Really, though, it was sporadic novelistic scope comics like A Distant Soil and Thieves & Kings that pushed me into the state. When a comic only puts out a couple issues per year, the wait between collections grows immense, and the creator needs the cash from the singles to even get there, and the story needs to be read in big chunks to not get lost. So you either give up on the whole thing or you double buy. (And thus read it all again in collected form, which is important.)

As you note, Levitz doesn't write for the single or for the collection. He writes for novel, or for the soap opera. Multiple plots bubble along, boil over, and eventually conclude, and he has no interest in artificially isolating them. (It's like life. Once you graduate from high school, you learn that life cycles don't stay in 9-month blocks.)

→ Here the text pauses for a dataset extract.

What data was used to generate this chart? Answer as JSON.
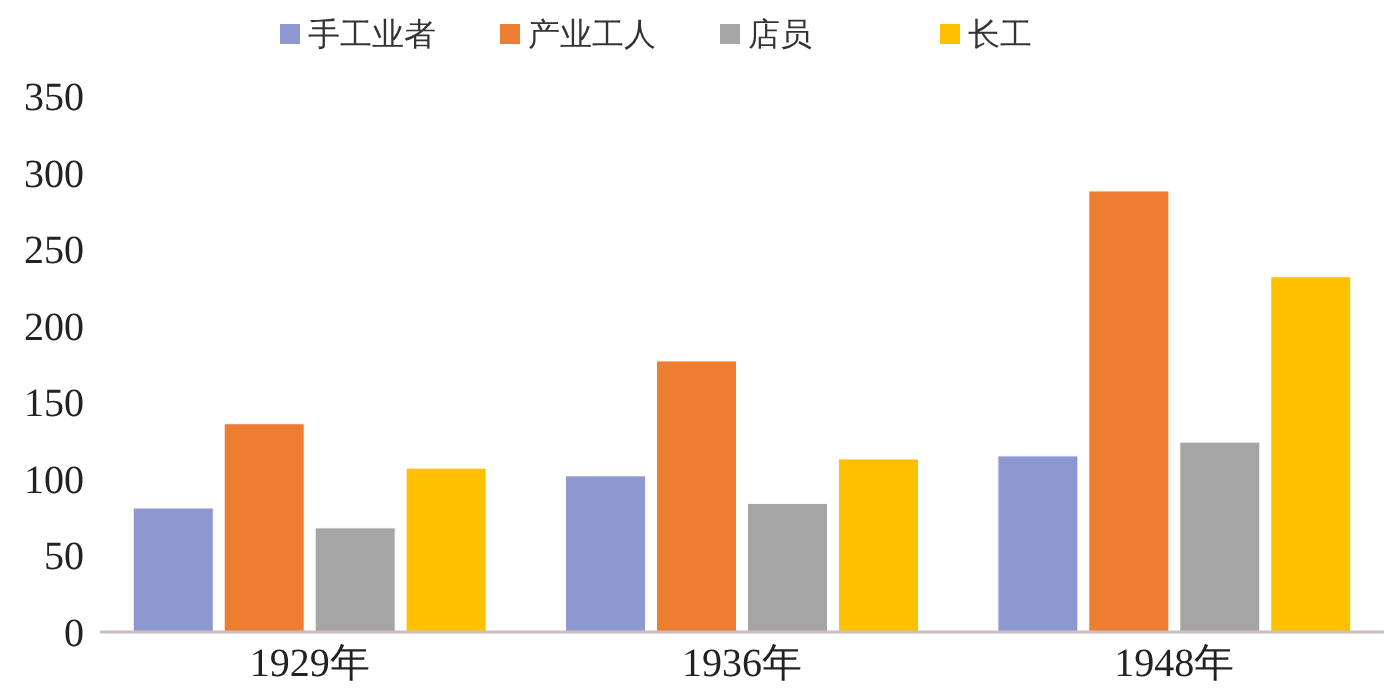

The other option to not double buying is to every six months, re-read the past year's worth, emulating the collection concept. Which entails digging out and refiling those comics, which can itself be a chore!

2:50 PM  
Blogger Matthew E said...

The other option to not double buying is to every six months, re-read the past year's worth, emulating the collection concept. Which entails digging out and refiling those comics, which can itself be a chore!

Oh, yeah; sorting through these comics is killing me. Ow, my back.

3:49 PM  
Anonymous Anonymous said...

Rereading the ghostboot myself gave me a different opinion of it. LSHv6 had the makings of a great run of stories,but it never quite made it there.Rather than inflict a lengthy screed on you to make my case,I'll stick to two points that I found representative of the whole run:Earth-Man and the mystery of the falling rubble.

A loose cannon like Earth-Man in the LSH really should've shook things up,especially with a GL ring on his finger.As it happened, he cast off the ring before doing anything interesting with it.He gave his life to save his teammates,but he remained such an unappealing cipher throughout than it was hard to feel anything about it.The whole ghostboot was like that;it never made us care about anything that was happening.

At the end of LSH #10,the walls were falling on Brainy.That's all we saw of it.Never again mentioned,much less explained.Too many things in the ghostboot were left unresolved like that.

Buying every issue of the ghostboot was like dropping coins in a slot machine and not getting a payoff.Gambling doesn't pay.

1:10 AM  
Blogger Matthew E said...

I think I know what you mean. I hope it was just a case of Levitz finding the range, and that the current series will slip into gear. The first issue was decent, although I'm not sure about bringing in the Dominion.